During the 2013 season, Galette signed a 3-year contract extension worth up to $9 million. Galette became the team's regular starter at outside linebacker under new defensive coordinator Rob Ryan and posted a team-high 12 sacks.

On September 3, 2014, Galette signed a four-year contract extension worth $41.5 million. He was selected as one of the defensive team captains for the 2014 season and played in all 16 of the Saints' games that season, ending the year with 45 total tackles, 10 sacks, and 3 forced fumbles. On July 24, 2015, Galette was officially released from the team.

===Washington Redskins===
On July 31, 2015, Galette signed a one-year contract with the Washington Redskins. On August 26, it was announced that Galette had torn his left Achilles tendon. He was placed on the injured reserve list on August 31 and would miss the entirety of the 2015 season. On November 16, 2015, Galette was suspended for two weeks for violating the league's personal conduct policy, stemming from a domestic violence incident in January 2015.

Galette signed a one-year extension worth up to $4 million on March 15, 2016. It was announced on July 25 that Galette had torn his right Achilles tendon and would miss the entire 2016 season.

On February 1, 2017, Galette re-signed with the Redskins on another one-year contract. Galette appeared in every game for the Redskins during the 2017 season, recording 3.0 sacks and forcing a fumble.

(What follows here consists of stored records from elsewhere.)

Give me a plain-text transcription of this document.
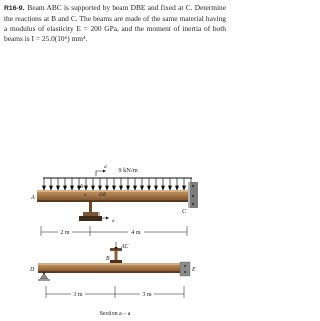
R16-9. Beam ABC is supported by beam DBE and fixed at C. Determine the reactions at B and C. The beams are made of the same material having a modulus of elasticity E = 200 GPa, and the moment of inertia of both beams is I = 25.0(10⁶) mm⁴.
9 kN/m
a
A
C
B
a DE
a
2 m	4 m
AC
B
D	E
3 m	3 m
Section a – a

Following the 2017 season, Washington withdrew its offer to Galette after disagreements over salary. He would become a free agent.

==NFL career statistics==

| Year | Team | GP | Tackles |  |  |  | Fumbles |  |  | Interceptions |  |  |  |  |  |
| Cmb | Solo | Ast | Sck | FF | FR | Yds | Int | Yds | Avg | Lng | TD | PD |
| 2010 | NO | 4 | 4 | 4 | 0 | 0.0 | 0 | 0 | 0 | 0 | 0 | 0.0 | 0 | 0 | 0 |
| 2011 | NO | 16 | 19 | 11 | 8 | 4.5 | 0 | 0 | 0 | 0 | 0 | 0.0 | 0 | 0 | 0 |
| 2012 | NO | 12 | 20 | 17 | 3 | 5.0 | 1 | 0 | 0 | 0 | 0 | 0.0 | 0 | 0 | 0 |
| 2013 | NO | 16 | 40 | 28 | 12 | 12.0 | 1 | 2 | 13 | 0 | 0 | 0.0 | 0 | 0 | 2 |
| 2014 | NO | 16 | 45 | 33 | 12 | 10.0 | 3 | 0 | 0 | 0 | 0 | 0.0 | 0 | 0 | 2 |
| 2015 | WAS | 0 | Did not play due to injury |  |  |  |  |  |  |  |  |  |  |  |  |
| 2016 | WAS | 0 | Did not play due to injury |  |  |  |  |  |  |  |  |  |  |  |  |
| 2017 | WAS | 16 | 20 | 14 | 6 | 3.0 | 1 | 0 | 0 | 0 | 0 | 0.0 | 0 | 0 | 2 |
| Career |  | 80 | 148 | 107 | 41 | 34.5 | 6 | 2 | 13 | 0 | 0 | 0.0 | 0 | 0 | 6 |

== Personal life ==

In 2022, Galette sued the NFL and Commissioner Roger Goodell, alleging racial discrimination and blacklisting after he spoke out against racism in the league. Galette claimed his contract offer from the Washington Commanders was rescinded due to his social media posts. He also argued that white player Trent Murphy received a higher contract despite similar qualifications. A federal judge dismissed the case, citing a lack of evidence for racial bias or First Amendment violations. Galette has appealed the decision.